As we were getting ready to leave, my aunt got a call on her cell phone. As I was talking and saying goodbye to my co-workers I quickly glanced over at my aunt. Her face grew pale and I could hear her say with tears in her voice, “She does.” At that moment, I knew something was wrong. As I stood there with a car seat in each hand, I yelled to her, “What is it? What is wrong?” I honestly don’t even know what she said exactly, other than the word, “cancer.” I put both car seats down on the floor and felt a rush of heat and tears swell up. My only thought was to run out the door. I quickly explained to my co-workers what little I knew.. As I was rushing to leave, I could hear them tell me, “Everything will be ok, you’ll see.”
As we drove home, all I can remember is feeling completely overwhelmed. How can this be happening? Why is this happening? I couldn’t get home fast enough, so I could be there when my parents got home.
Up until last year (when I found out about my own cancer diagnosis), I couldn’t have imagined what my mom was feeling when she heard that she had cancer. I wasn’t sure what to say or do. When she walked in the door, she looked so scared and I could feel my heart slowly sinking. I didn’t want her to see me upset, so I tried to keep it positive. At this point in her diagnosis, she was told it was Stage 1 Uterine cancer. Her doctor told her she would need a hysterectomy and she would be fine after that. I’m not so sure she believed it. I assured her, as my dad and my aunt did as well, you will be fine. She had tears in her eyes and said, “I hope so.”

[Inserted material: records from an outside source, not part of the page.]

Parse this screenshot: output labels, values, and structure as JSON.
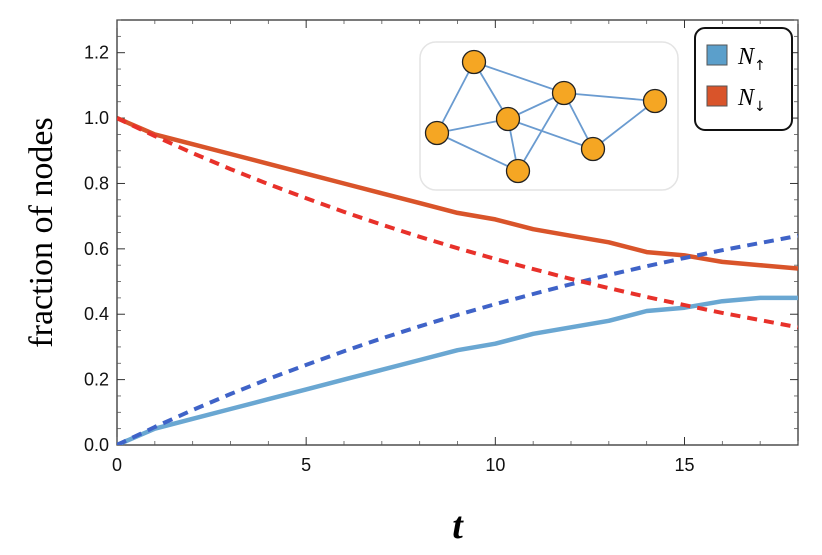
{
  "chart_data": {
    "type": "line",
    "xlabel": "t",
    "ylabel": "fraction of nodes",
    "xlim": [
      0,
      18
    ],
    "ylim": [
      0,
      1.3
    ],
    "x_ticks": [
      0,
      5,
      10,
      15
    ],
    "y_ticks": [
      0.0,
      0.2,
      0.4,
      0.6,
      0.8,
      1.0,
      1.2
    ],
    "x_tick_labels": [
      "0",
      "5",
      "10",
      "15"
    ],
    "y_tick_labels": [
      "0.0",
      "0.2",
      "0.4",
      "0.6",
      "0.8",
      "1.0",
      "1.2"
    ],
    "legend": {
      "placement": "top-right",
      "entries": [
        {
          "symbol": "N",
          "subscript": "↑",
          "color": "#5b9fcb"
        },
        {
          "symbol": "N",
          "subscript": "↓",
          "color": "#d9542a"
        }
      ]
    },
    "series": [
      {
        "legend_ref": "N↑ (simulation)",
        "style": "solid",
        "color": "#6aa7d2",
        "x": [
          0,
          1,
          2,
          3,
          4,
          5,
          6,
          7,
          8,
          9,
          10,
          11,
          12,
          13,
          14,
          15,
          16,
          17,
          18
        ],
        "y": [
          0.0,
          0.05,
          0.08,
          0.11,
          0.14,
          0.17,
          0.2,
          0.23,
          0.26,
          0.29,
          0.31,
          0.34,
          0.36,
          0.38,
          0.41,
          0.42,
          0.44,
          0.45,
          0.45
        ]
      },
      {
        "legend_ref": "N↓ (simulation)",
        "style": "solid",
        "color": "#d9542a",
        "x": [
          0,
          1,
          2,
          3,
          4,
          5,
          6,
          7,
          8,
          9,
          10,
          11,
          12,
          13,
          14,
          15,
          16,
          17,
          18
        ],
        "y": [
          1.0,
          0.95,
          0.92,
          0.89,
          0.86,
          0.83,
          0.8,
          0.77,
          0.74,
          0.71,
          0.69,
          0.66,
          0.64,
          0.62,
          0.59,
          0.58,
          0.56,
          0.55,
          0.54
        ]
      },
      {
        "legend_ref": "N↑ (theory)",
        "style": "dashed",
        "color": "#3f63c8",
        "x": [
          0,
          1,
          2,
          3,
          4,
          5,
          6,
          7,
          8,
          9,
          10,
          11,
          12,
          13,
          14,
          15,
          16,
          17,
          18
        ],
        "y": [
          0.0,
          0.055,
          0.107,
          0.156,
          0.202,
          0.245,
          0.287,
          0.326,
          0.363,
          0.398,
          0.431,
          0.462,
          0.492,
          0.52,
          0.547,
          0.572,
          0.596,
          0.618,
          0.64
        ]
      },
      {
        "legend_ref": "N↓ (theory)",
        "style": "dashed",
        "color": "#e8312a",
        "x": [
          0,
          1,
          2,
          3,
          4,
          5,
          6,
          7,
          8,
          9,
          10,
          11,
          12,
          13,
          14,
          15,
          16,
          17,
          18
        ],
        "y": [
          1.0,
          0.945,
          0.893,
          0.844,
          0.798,
          0.755,
          0.713,
          0.674,
          0.637,
          0.602,
          0.569,
          0.538,
          0.508,
          0.48,
          0.453,
          0.428,
          0.404,
          0.382,
          0.36
        ]
      }
    ],
    "inset_network": {
      "node_color": "#f5a623",
      "edge_color": "#6a9bd0",
      "node_count": 7,
      "edge_count": 12
    }
  }
}
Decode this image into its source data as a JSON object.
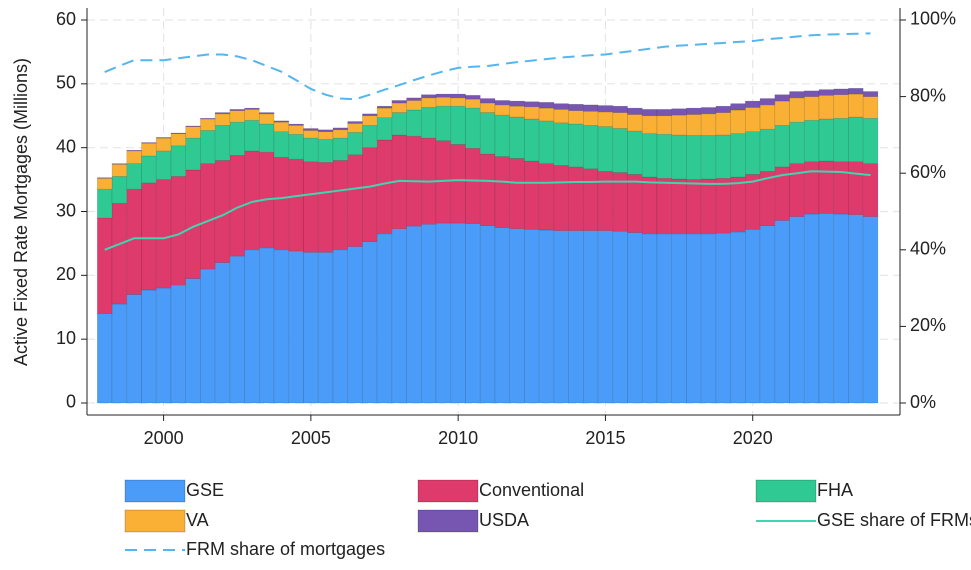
{
  "chart_data": {
    "type": "bar",
    "stacked": true,
    "ylabel": "Active Fixed Rate Mortgages (Millions)",
    "x": [
      1998,
      1998.5,
      1999,
      1999.5,
      2000,
      2000.5,
      2001,
      2001.5,
      2002,
      2002.5,
      2003,
      2003.5,
      2004,
      2004.5,
      2005,
      2005.5,
      2006,
      2006.5,
      2007,
      2007.5,
      2008,
      2008.5,
      2009,
      2009.5,
      2010,
      2010.5,
      2011,
      2011.5,
      2012,
      2012.5,
      2013,
      2013.5,
      2014,
      2014.5,
      2015,
      2015.5,
      2016,
      2016.5,
      2017,
      2017.5,
      2018,
      2018.5,
      2019,
      2019.5,
      2020,
      2020.5,
      2021,
      2021.5,
      2022,
      2022.5,
      2023,
      2023.5,
      2024
    ],
    "xlim": [
      1997.4,
      2025
    ],
    "xticks": [
      2000,
      2005,
      2010,
      2015,
      2020
    ],
    "ylim": [
      -1.88,
      61.88
    ],
    "yticks": [
      0,
      10,
      20,
      30,
      40,
      50,
      60
    ],
    "y2lim": [
      -3.13,
      103.13
    ],
    "y2ticks": [
      {
        "value": 0,
        "label": "0%"
      },
      {
        "value": 20,
        "label": "20%"
      },
      {
        "value": 40,
        "label": "40%"
      },
      {
        "value": 60,
        "label": "60%"
      },
      {
        "value": 80,
        "label": "80%"
      },
      {
        "value": 100,
        "label": "100%"
      }
    ],
    "grid": true,
    "series": [
      {
        "name": "GSE",
        "color": "#4a9cf8",
        "values": [
          14,
          15.5,
          17,
          17.7,
          18,
          18.5,
          19.5,
          21,
          22,
          23,
          24,
          24.3,
          24,
          23.8,
          23.6,
          23.6,
          24,
          24.5,
          25.3,
          26.5,
          27.3,
          27.7,
          28,
          28.2,
          28.2,
          28.1,
          27.8,
          27.5,
          27.3,
          27.2,
          27.1,
          27,
          27,
          27,
          27,
          26.9,
          26.7,
          26.5,
          26.5,
          26.5,
          26.5,
          26.5,
          26.6,
          26.8,
          27.2,
          27.8,
          28.6,
          29.2,
          29.6,
          29.7,
          29.6,
          29.5,
          29.2
        ]
      },
      {
        "name": "Conventional",
        "color": "#de3a6b",
        "values": [
          15,
          15.8,
          16.5,
          16.8,
          17,
          17,
          17,
          16.5,
          16,
          15.8,
          15.5,
          15,
          14.5,
          14.4,
          14.2,
          14.1,
          14,
          14.4,
          14.7,
          14.7,
          14.7,
          14.1,
          13.5,
          12.9,
          12.3,
          11.8,
          11.2,
          11.1,
          11,
          10.7,
          10.4,
          10.2,
          10,
          9.7,
          9.3,
          9.2,
          9.1,
          8.9,
          8.7,
          8.6,
          8.5,
          8.6,
          8.6,
          8.6,
          8.6,
          8.5,
          8.4,
          8.3,
          8.2,
          8.2,
          8.2,
          8.3,
          8.3
        ]
      },
      {
        "name": "FHA",
        "color": "#2fc993",
        "values": [
          4.5,
          4.2,
          4,
          4.2,
          4.5,
          4.8,
          5,
          5.2,
          5.5,
          5.2,
          4.8,
          4.4,
          4,
          3.9,
          3.7,
          3.6,
          3.5,
          3.5,
          3.5,
          3.5,
          3.5,
          4.1,
          4.8,
          5.4,
          6,
          6.3,
          6.5,
          6.5,
          6.5,
          6.6,
          6.7,
          6.7,
          6.7,
          6.8,
          7,
          6.9,
          6.8,
          6.8,
          6.9,
          6.9,
          6.9,
          6.8,
          6.8,
          6.8,
          6.7,
          6.6,
          6.5,
          6.5,
          6.5,
          6.6,
          6.8,
          7,
          7.1
        ]
      },
      {
        "name": "VA",
        "color": "#f9b035",
        "values": [
          1.7,
          1.9,
          2,
          2,
          2,
          1.9,
          1.8,
          1.8,
          1.8,
          1.8,
          1.7,
          1.6,
          1.5,
          1.4,
          1.2,
          1.2,
          1.3,
          1.4,
          1.5,
          1.5,
          1.5,
          1.5,
          1.5,
          1.4,
          1.3,
          1.4,
          1.5,
          1.6,
          1.7,
          1.9,
          2,
          2.1,
          2.1,
          2.2,
          2.3,
          2.5,
          2.6,
          2.8,
          2.9,
          3.1,
          3.3,
          3.4,
          3.5,
          3.7,
          3.8,
          3.8,
          3.8,
          3.8,
          3.7,
          3.7,
          3.7,
          3.6,
          3.4
        ]
      },
      {
        "name": "USDA",
        "color": "#7756b2",
        "values": [
          0.1,
          0.1,
          0.1,
          0.1,
          0.1,
          0.1,
          0.1,
          0.1,
          0.2,
          0.2,
          0.2,
          0.2,
          0.2,
          0.2,
          0.3,
          0.3,
          0.3,
          0.3,
          0.3,
          0.3,
          0.4,
          0.4,
          0.5,
          0.5,
          0.6,
          0.6,
          0.7,
          0.7,
          0.8,
          0.8,
          0.9,
          0.9,
          1,
          1,
          1,
          1,
          1,
          1,
          1,
          1,
          1,
          1,
          1,
          1,
          1,
          1,
          1,
          1,
          0.9,
          0.9,
          0.9,
          0.9,
          0.8
        ]
      },
      {
        "name": "GSE share of FRMs",
        "color": "#3dd6b0",
        "type": "line",
        "axis": "y2",
        "values": [
          40,
          41.5,
          43,
          43,
          43,
          44,
          46,
          47.5,
          49,
          51,
          52.5,
          53.2,
          53.5,
          54,
          54.5,
          55,
          55.5,
          56,
          56.5,
          57.3,
          58,
          57.9,
          57.8,
          58,
          58.2,
          58.1,
          58,
          57.8,
          57.5,
          57.5,
          57.5,
          57.6,
          57.7,
          57.7,
          57.8,
          57.8,
          57.8,
          57.6,
          57.5,
          57.4,
          57.3,
          57.2,
          57.2,
          57.4,
          57.8,
          58.7,
          59.5,
          60,
          60.5,
          60.4,
          60.3,
          59.9,
          59.5
        ]
      },
      {
        "name": "FRM share of mortgages",
        "color": "#55b6ef",
        "type": "line",
        "dashed": true,
        "axis": "y2",
        "values": [
          86.4,
          88,
          89.5,
          89.5,
          89.5,
          90,
          90.5,
          91,
          91,
          90.5,
          89.5,
          88,
          86.5,
          84.3,
          82,
          80.5,
          79.5,
          79.3,
          80.5,
          81.8,
          83,
          84.3,
          85.5,
          86.6,
          87.5,
          87.8,
          88,
          88.5,
          89,
          89.4,
          89.8,
          90.2,
          90.5,
          90.8,
          91,
          91.5,
          92,
          92.5,
          93,
          93.3,
          93.5,
          93.8,
          94,
          94.3,
          94.5,
          95,
          95.3,
          95.7,
          96,
          96.2,
          96.3,
          96.4,
          96.5
        ]
      }
    ]
  }
}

Then she came over to me, and said, “Joann, I can’t help you anymore.” She hugged me so tightly, and I told her it was fine. I told her not to worry, I would be fine. My aunt assured her that she would help me as well. I told her all I want it is for you to take care of yourself and get back here to enjoy your grandchildren. I only wish that was the case. She never made it back to my house to pick up where she left off.
It is difficult for me to write about this time in our lives. When I think back on that day, I feel an overwhelming amount of sadness. What should have been one of the happiest times of my life enjoying my babies, was pushed aside the day my mom was diagnosed with cancer. In a moment’s notice, everything changed.

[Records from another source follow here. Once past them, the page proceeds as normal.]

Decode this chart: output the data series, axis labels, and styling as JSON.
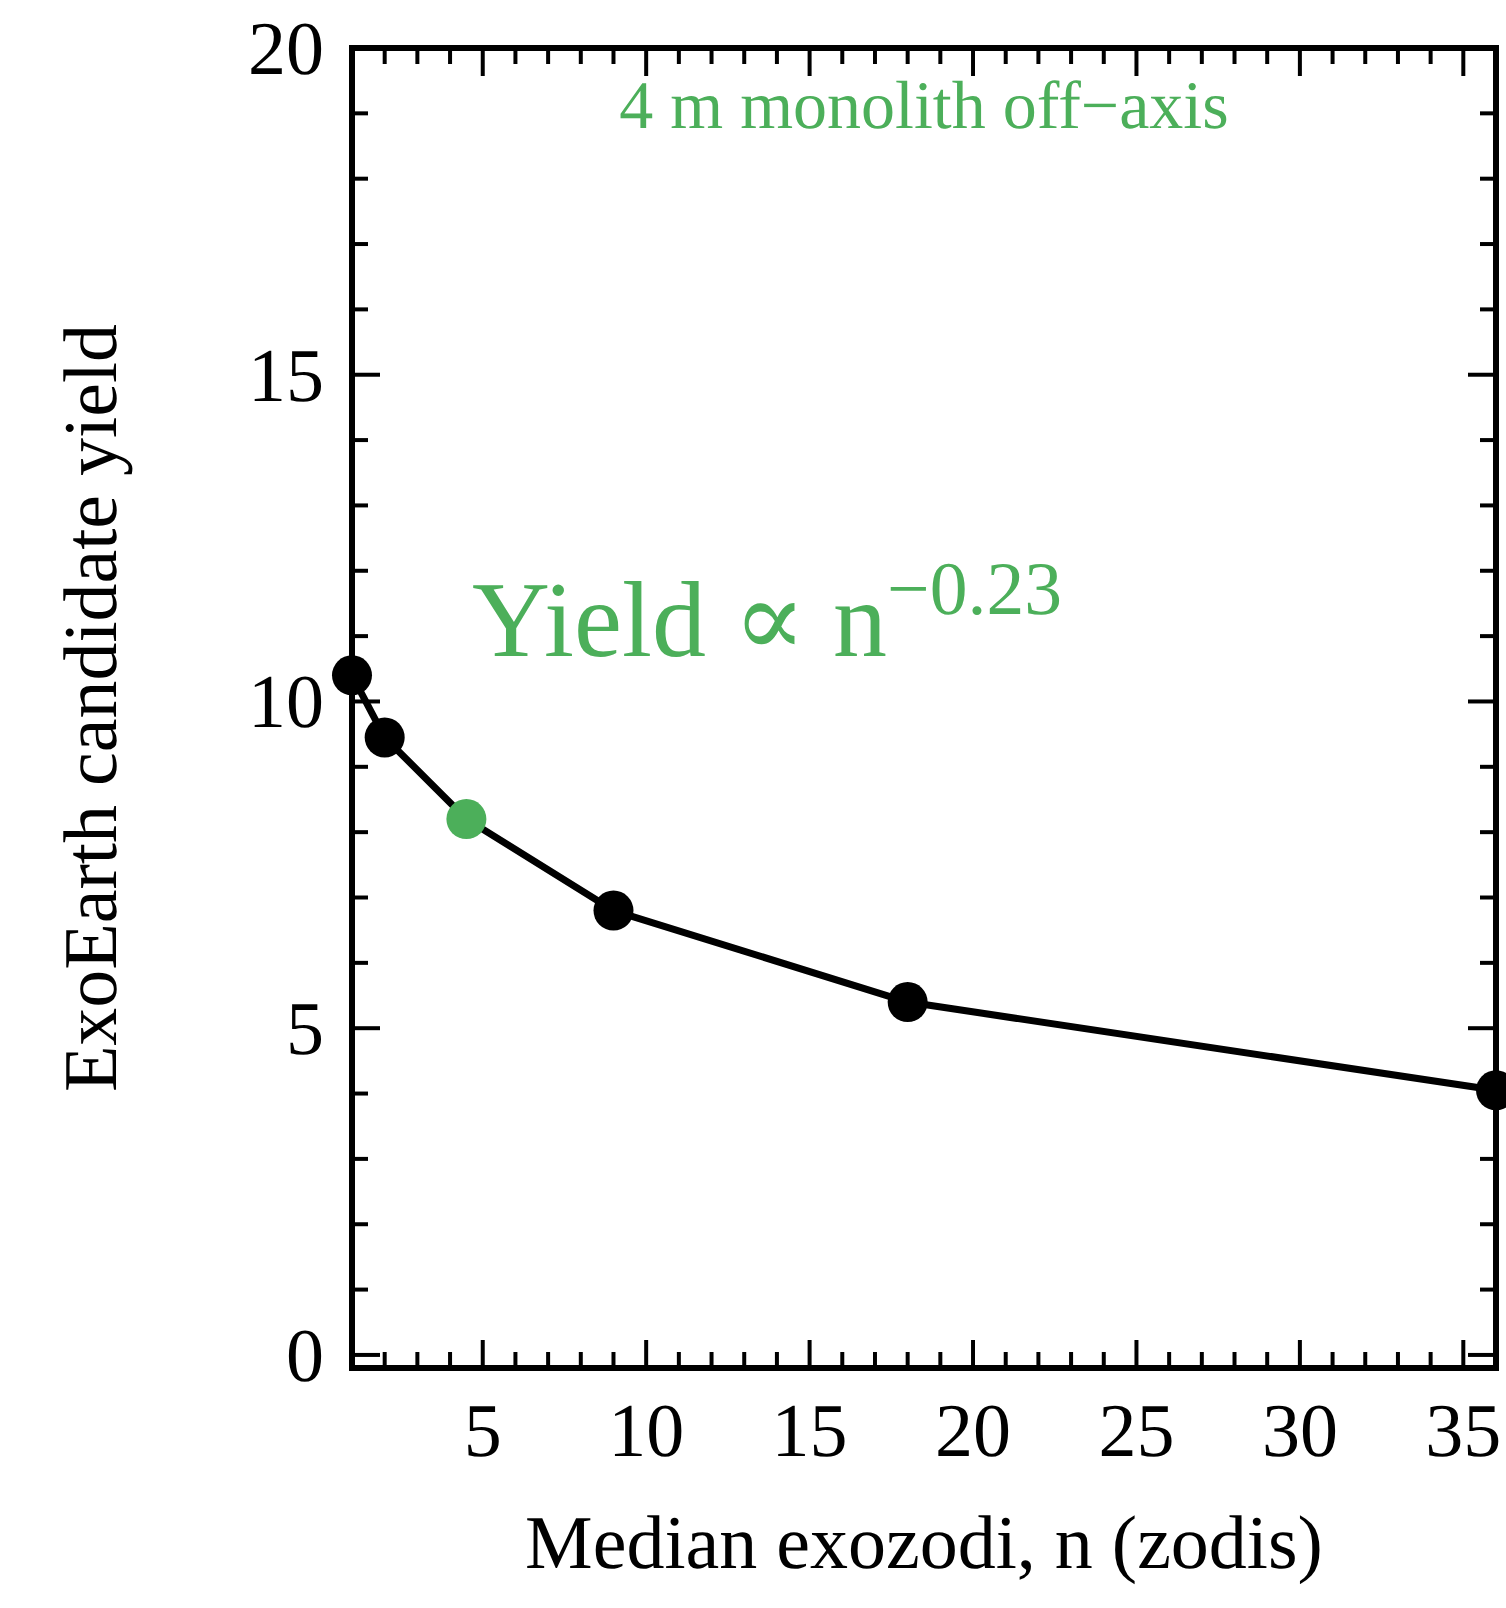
{
  "chart_data": {
    "type": "line",
    "xlabel": "Median exozodi, n (zodis)",
    "ylabel": "ExoEarth candidate yield",
    "annotations": [
      "4 m monolith off−axis",
      "Yield ∝ n$^{−0.23}$"
    ],
    "x": [
      1,
      2,
      4.5,
      9,
      18,
      36
    ],
    "series": [
      {
        "color": "#000000",
        "colors": [
          "#000000",
          "#000000",
          "#4caf5a",
          "#000000",
          "#000000",
          "#000000"
        ],
        "values": [
          10.4,
          9.45,
          8.2,
          6.8,
          5.4,
          4.05
        ]
      }
    ],
    "marker": "circle",
    "line_style": "solid",
    "grid": false,
    "xlim": [
      1,
      36
    ],
    "ylim": [
      -0.2,
      20
    ],
    "xticks": [
      {
        "value": 1,
        "label": null
      },
      {
        "value": 2,
        "label": null
      },
      {
        "value": 3,
        "label": null
      },
      {
        "value": 4,
        "label": null
      },
      5,
      {
        "value": 6,
        "label": null
      },
      {
        "value": 7,
        "label": null
      },
      {
        "value": 8,
        "label": null
      },
      {
        "value": 9,
        "label": null
      },
      10,
      {
        "value": 11,
        "label": null
      },
      {
        "value": 12,
        "label": null
      },
      {
        "value": 13,
        "label": null
      },
      {
        "value": 14,
        "label": null
      },
      15,
      {
        "value": 16,
        "label": null
      },
      {
        "value": 17,
        "label": null
      },
      {
        "value": 18,
        "label": null
      },
      {
        "value": 19,
        "label": null
      },
      20,
      {
        "value": 21,
        "label": null
      },
      {
        "value": 22,
        "label": null
      },
      {
        "value": 23,
        "label": null
      },
      {
        "value": 24,
        "label": null
      },
      25,
      {
        "value": 26,
        "label": null
      },
      {
        "value": 27,
        "label": null
      },
      {
        "value": 28,
        "label": null
      },
      {
        "value": 29,
        "label": null
      },
      30,
      {
        "value": 31,
        "label": null
      },
      {
        "value": 32,
        "label": null
      },
      {
        "value": 33,
        "label": null
      },
      {
        "value": 34,
        "label": null
      },
      35,
      {
        "value": 36,
        "label": null
      }
    ],
    "yticks": [
      0,
      {
        "value": 1,
        "label": null
      },
      {
        "value": 2,
        "label": null
      },
      {
        "value": 3,
        "label": null
      },
      {
        "value": 4,
        "label": null
      },
      5,
      {
        "value": 6,
        "label": null
      },
      {
        "value": 7,
        "label": null
      },
      {
        "value": 8,
        "label": null
      },
      {
        "value": 9,
        "label": null
      },
      10,
      {
        "value": 11,
        "label": null
      },
      {
        "value": 12,
        "label": null
      },
      {
        "value": 13,
        "label": null
      },
      {
        "value": 14,
        "label": null
      },
      15,
      {
        "value": 16,
        "label": null
      },
      {
        "value": 17,
        "label": null
      },
      {
        "value": 18,
        "label": null
      },
      {
        "value": 19,
        "label": null
      },
      20
    ]
  }
}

Hi Joann, I diffinitly can relate to what you experience with your mom. At the of
fifty eight my mom passed away unexpectedly she was a LPN at Christ Hospital
It was a day I will never forget. It was a beautiful Thursday morning on May 20th
my mom went to work her shift was 7am to 3 pm. My dad always pick her up. She just had finished and was leaving when she collapsed a neighbor of ours worked there she was able to get help, my mom had a aneurism of her aqorta they rushed her into the operating room but could not save her. I was devastated I remembering that it was all a bad dream and I would wake up and she would be ok. I felt that same when your mom (my sister) too had passed. Yes we never know
what life brings us that changes everything. My mom always said live each day as your last, she was so right.